Come impatto generale, sicuramente la legge contribuirà a fare un po’ di pulizia. Cioè, dovremo trovare un giusto equilibrio tra la necessità di mantenere realtà frutto dell’iniziativa dei privati, perché ciò è garantito per scelta costituzionale, e la necessità di strutturare alcuni meccanismi interni di funzionamento.
Parlando chiaramente, se una associazione o fondazione svolge servizi per nome e per conto anche degli enti pubblici, come le Asl, sarà bene avere nei consigli di amministrazione qualcuno che possa sostenere il ruolo. Ritengo che, di per sé, il fatto di essere volontari non assolva automaticamente ad un compito di responsabilità in certi casi molto gravoso. Quindi, senza ipocrisia, dovremo individuare negli statuti degli enti, laddove sia compatibile con le risorse, qualche forma di indennizzo o compenso per l’impegno volontario, perché non possiamo pensare di avere sul mercato dei servizi sociosanitari, dandone in mano la gestione a persone che mettono a disposizione solo il tempo del volontariato. Mi sembrerebbe una conquista di civiltà. Oppure, come provocazione, l’alternativa sarebbe quella di dare in mano tutti i consigli di amministrazione delle non profit ad amministratori delegati. Ma non sembra sia questa la volontà. Quindi, ritengo che l’impatto generale sarà positivo poiché porterà, compatibilmente con le finalità sociali, ad una responsabilizzazione e ad una professionalizzazione crescenti. Dall’altro lato, avanza l’obbligo di rivedere negli statuti regole di funzionamento interno che sono spesso lasciate alla discrezione. Mantenendo fermo tutto ciò che si può fare per evitare di gravare eccessivamente su chi si impegna per volontariato, c’è comunque la necessità di avere un minimo di organizzazione e di strutturazione, soprattutto quando queste realtà sono affidatarie di servizi da parte dell’ente pubblico.

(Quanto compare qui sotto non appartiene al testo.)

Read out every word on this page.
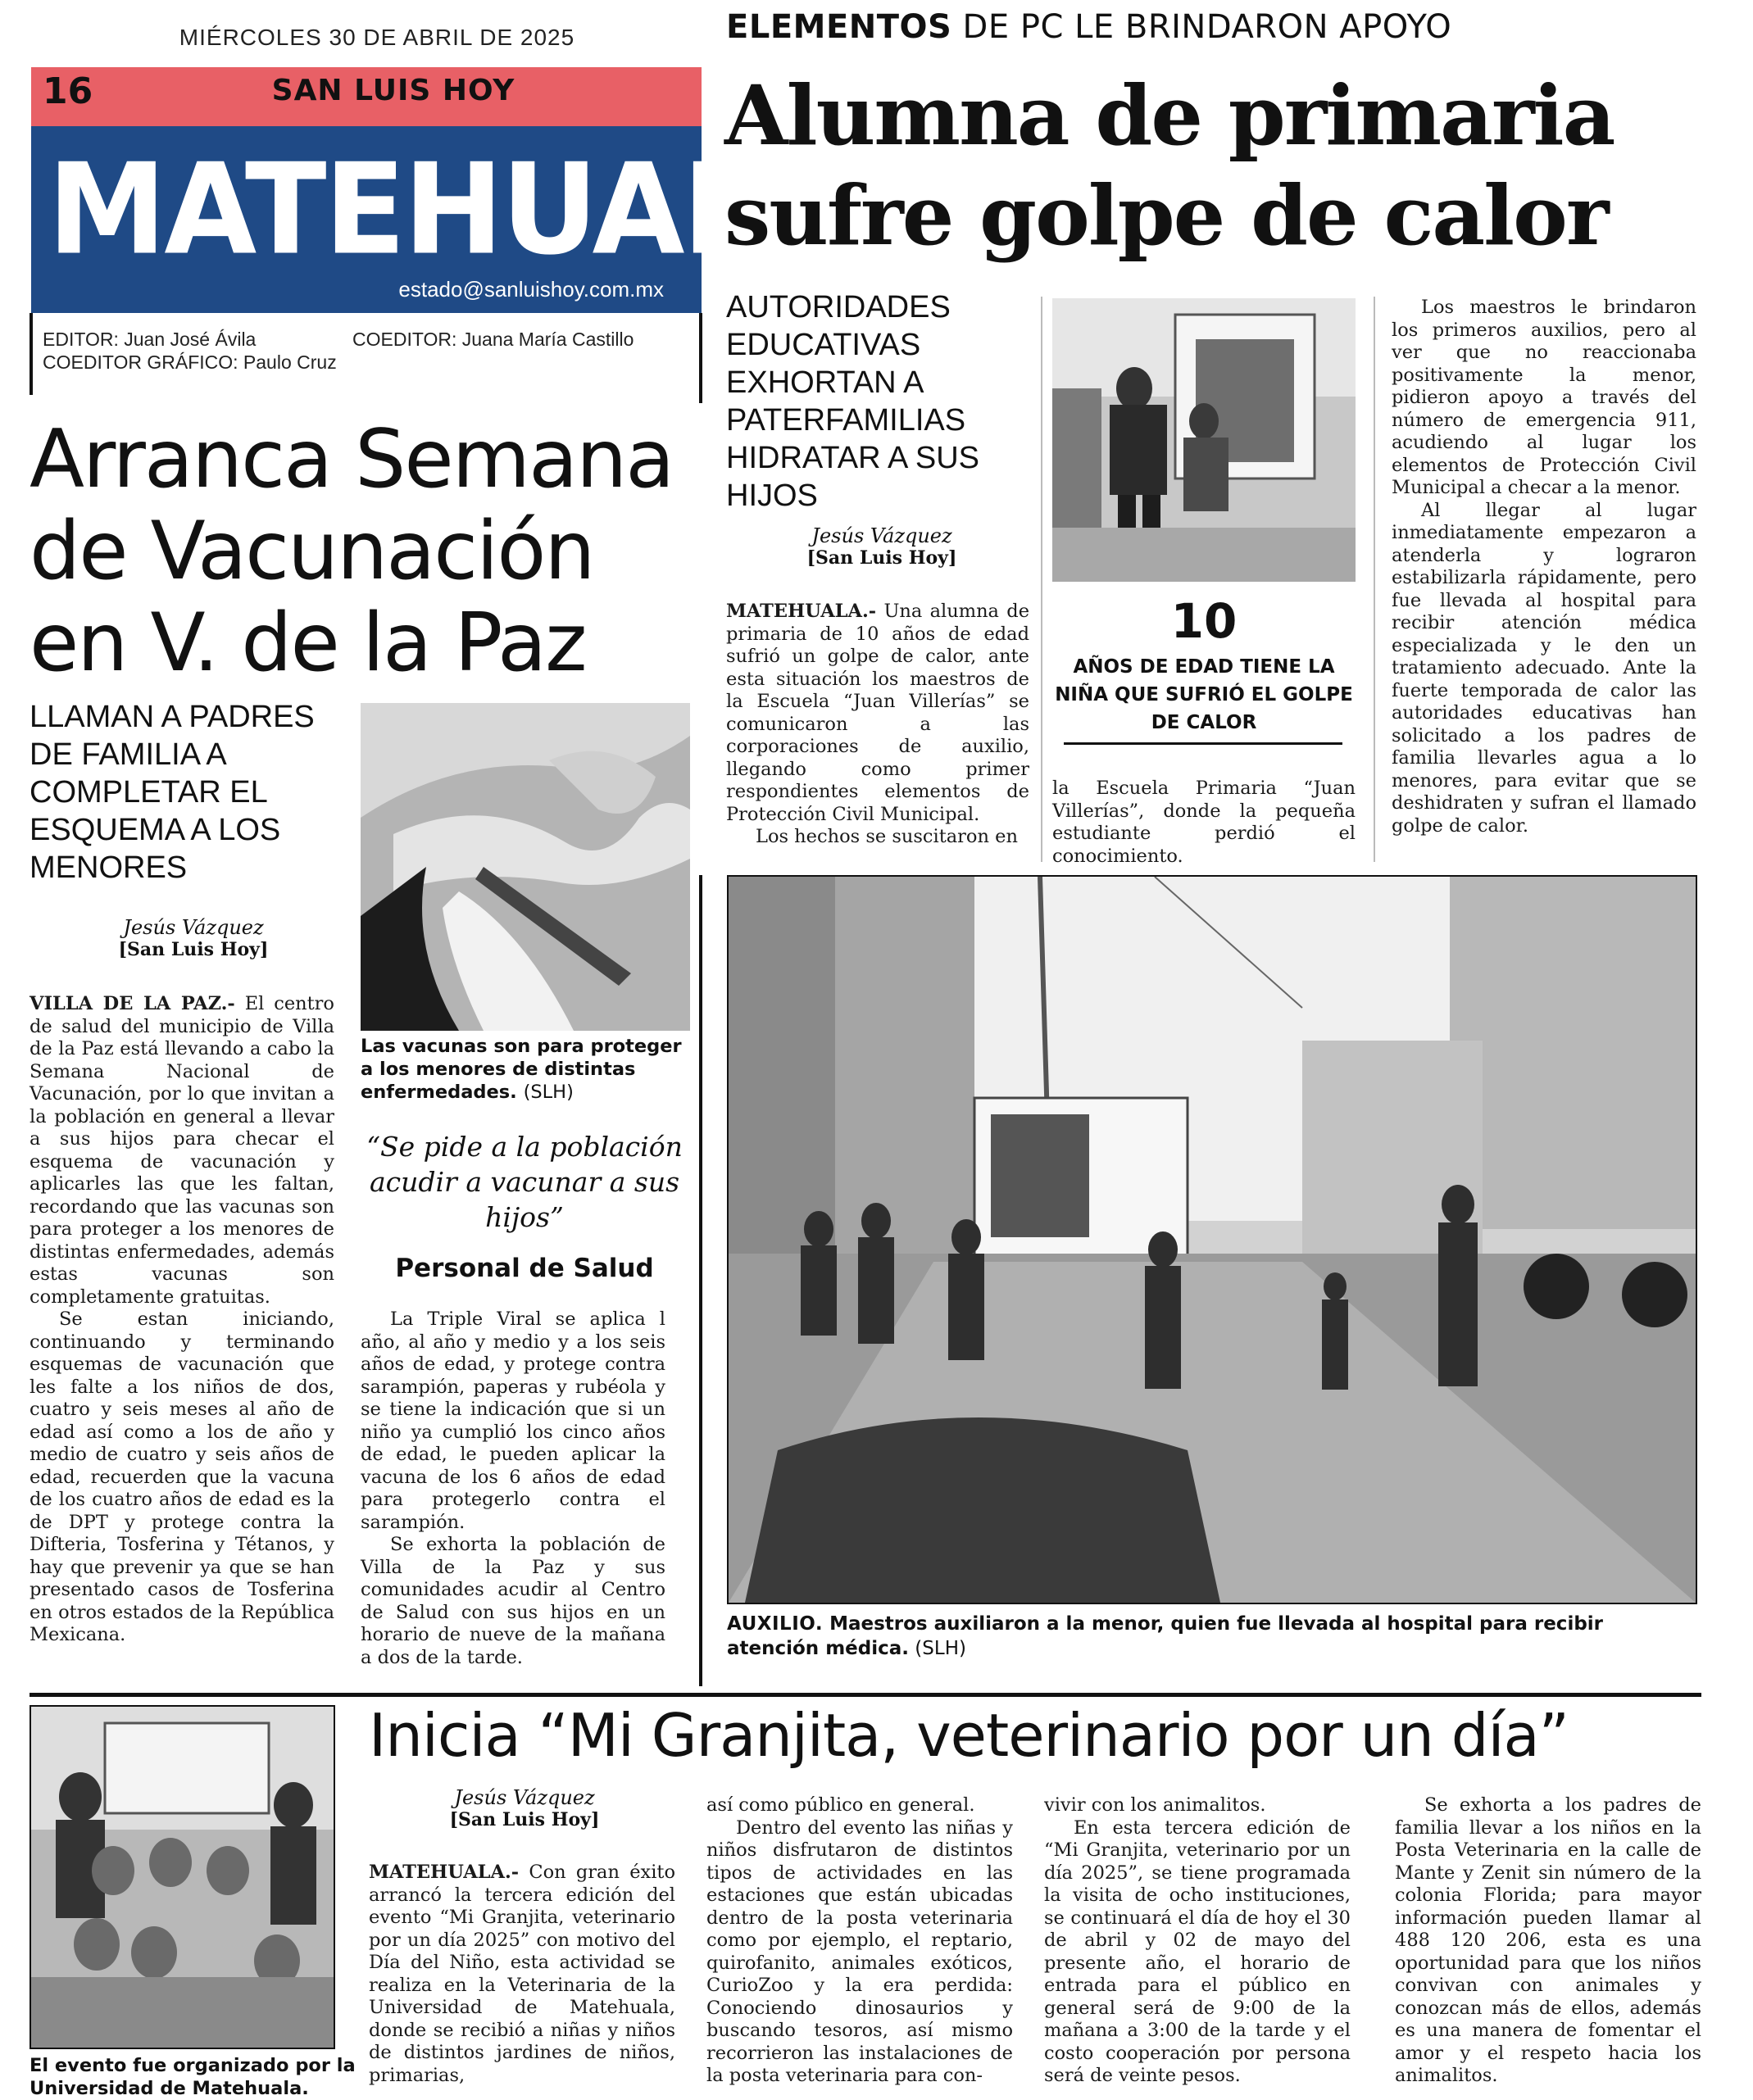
MIÉRCOLES 30 DE ABRIL DE 2025
16	SAN LUIS HOY
MATEHUALA
estado@sanluishoy.com.mx
EDITOR: Juan José Ávila
COEDITOR GRÁFICO: Paulo Cruz
COEDITOR: Juana María Castillo
Arranca Semana de Vacunación en V. de la Paz
LLAMAN A PADRES DE FAMILIA A COMPLETAR EL ESQUEMA A LOS MENORES
Jesús Vázquez
[San Luis Hoy]

VILLA DE LA PAZ.- El centro de salud del municipio de Villa de la Paz está llevando a cabo la Semana Nacional de Vacunación, por lo que invitan a la población en general a llevar a sus hijos para checar el esquema de vacunación y aplicarles las que les faltan, recordando que las vacunas son para proteger a los menores de distintas enfermedades, además estas vacunas son completamente gratuitas.

Se estan iniciando, continuando y terminando esquemas de vacunación que les falte a los niños de dos, cuatro y seis meses al año de edad así como a los de año y medio de cuatro y seis años de edad, recuerden que la vacuna de los cuatro años de edad es la de DPT y protege contra la Difteria, Tosferina y Tétanos, y hay que prevenir ya que se han presentado casos de Tosferina en otros estados de la República Mexicana.

Las vacunas son para proteger a los menores de distintas enfermedades. (SLH)
“Se pide a la población acudir a vacunar a sus hijos”
Personal de Salud

La Triple Viral se aplica l año, al año y medio y a los seis años de edad, y protege contra sarampión, paperas y rubéola y se tiene la indicación que si un niño ya cumplió los cinco años de edad, le pueden aplicar la vacuna de los 6 años de edad para protegerlo contra el sarampión.

Se exhorta la población de Villa de la Paz y sus comunidades acudir al Centro de Salud con sus hijos en un horario de nueve de la mañana a dos de la tarde.

ELEMENTOS DE PC LE BRINDARON APOYO
Alumna de primaria sufre golpe de calor
AUTORIDADES EDUCATIVAS EXHORTAN A PATERFAMILIAS HIDRATAR A SUS HIJOS
Jesús Vázquez
[San Luis Hoy]

MATEHUALA.- Una alumna de primaria de 10 años de edad sufrió un golpe de calor, ante esta situación los maestros de la Escuela “Juan Villerías” se comunicaron a las corporaciones de auxilio, llegando como primer respondientes elementos de Protección Civil Municipal.

Los hechos se suscitaron en

10
AÑOS DE EDAD TIENE LA NIÑA QUE SUFRIÓ EL GOLPE DE CALOR

la Escuela Primaria “Juan Villerías”, donde la pequeña estudiante perdió el conocimiento.

Los maestros le brindaron los primeros auxilios, pero al ver que no reaccionaba positivamente la menor, pidieron apoyo a través del número de emergencia 911, acudiendo al lugar los elementos de Protección Civil Municipal a checar a la menor.

Al llegar al lugar inmediatamente empezaron a atenderla y lograron estabilizarla rápidamente, pero fue llevada al hospital para recibir atención médica especializada y le den un tratamiento adecuado. Ante la fuerte temporada de calor las autoridades educativas han solicitado a los padres de familia llevarles agua a lo menores, para evitar que se deshidraten y sufran el llamado golpe de calor.

AUXILIO. Maestros auxiliaron a la menor, quien fue llevada al hospital para recibir atención médica. (SLH)
El evento fue organizado por la Universidad de Matehuala.
Inicia “Mi Granjita, veterinario por un día”
Jesús Vázquez
[San Luis Hoy]

MATEHUALA.- Con gran éxito arrancó la tercera edición del evento “Mi Granjita, veterinario por un día 2025” con motivo del Día del Niño, esta actividad se realiza en la Veterinaria de la Universidad de Matehuala, donde se recibió a niñas y niños de distintos jardines de niños, primarias,

así como público en general.

Dentro del evento las niñas y niños disfrutaron de distintos tipos de actividades en las estaciones que están ubicadas dentro de la posta veterinaria como por ejemplo, el reptario, quirofanito, animales exóticos, CurioZoo y la era perdida: Conociendo dinosaurios y buscando tesoros, así mismo recorrieron las instalaciones de la posta veterinaria para con-

vivir con los animalitos.

En esta tercera edición de “Mi Granjita, veterinario por un día 2025”, se tiene programada la visita de ocho instituciones, se continuará el día de hoy el 30 de abril y 02 de mayo del presente año, el horario de entrada para el público en general será de 9:00 de la mañana a 3:00 de la tarde y el costo cooperación por persona será de veinte pesos.

Se exhorta a los padres de familia llevar a los niños en la Posta Veterinaria en la calle de Mante y Zenit sin número de la colonia Florida; para mayor información pueden llamar al 488 120 206, esta es una oportunidad para que los niños convivan con animales y conozcan más de ellos, además es una manera de fomentar el amor y el respeto hacia los animalitos.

Quali elementi relativi all’organizzazione e all’amministrazione possono essere utili da normare?
Manca un aspetto fondamentale nella norma. Gran parte dello sviluppo e della presenza degli enti non profit, intendendo quelli che domani potrebbero diventare impresa sociale, deriva dal fatto che essi svolgono attività anche per nome e per conto degli enti pubblici. Pensiamo alle numerose convenzioni in atto con fondazioni e associazioni per la gestione dei servizi sociosanitari pubblici. Questa norma, forse volontariamente (perché nel frattempo è stato approvato il nuovo codice sugli appalti), non fa menzione alcuna o pochissima rispetto al tema del rapporto tra pubblico e privato sociale, dove si gioca una grandissima fetta delle possibilità per questi enti di agire. Ma noi abbiamo, da un lato, il tema europeo con il principio di concorrenza, per il quale le associazioni di volontariato oggi, anche nel nostro ordinamento, vengono legittimate a partecipare alle gare di appalto; dall’altro, una legge 266 del 1991 che non aveva certo previsto questo tipo di meccanismo. Se nel frattempo il mondo è cambiato, sarà bene nei decreti legislativi mettere mano a questo aspetto. D’altronde, bisogna sempre ricordarsi che questi enti svolgono servizi di interesse generale.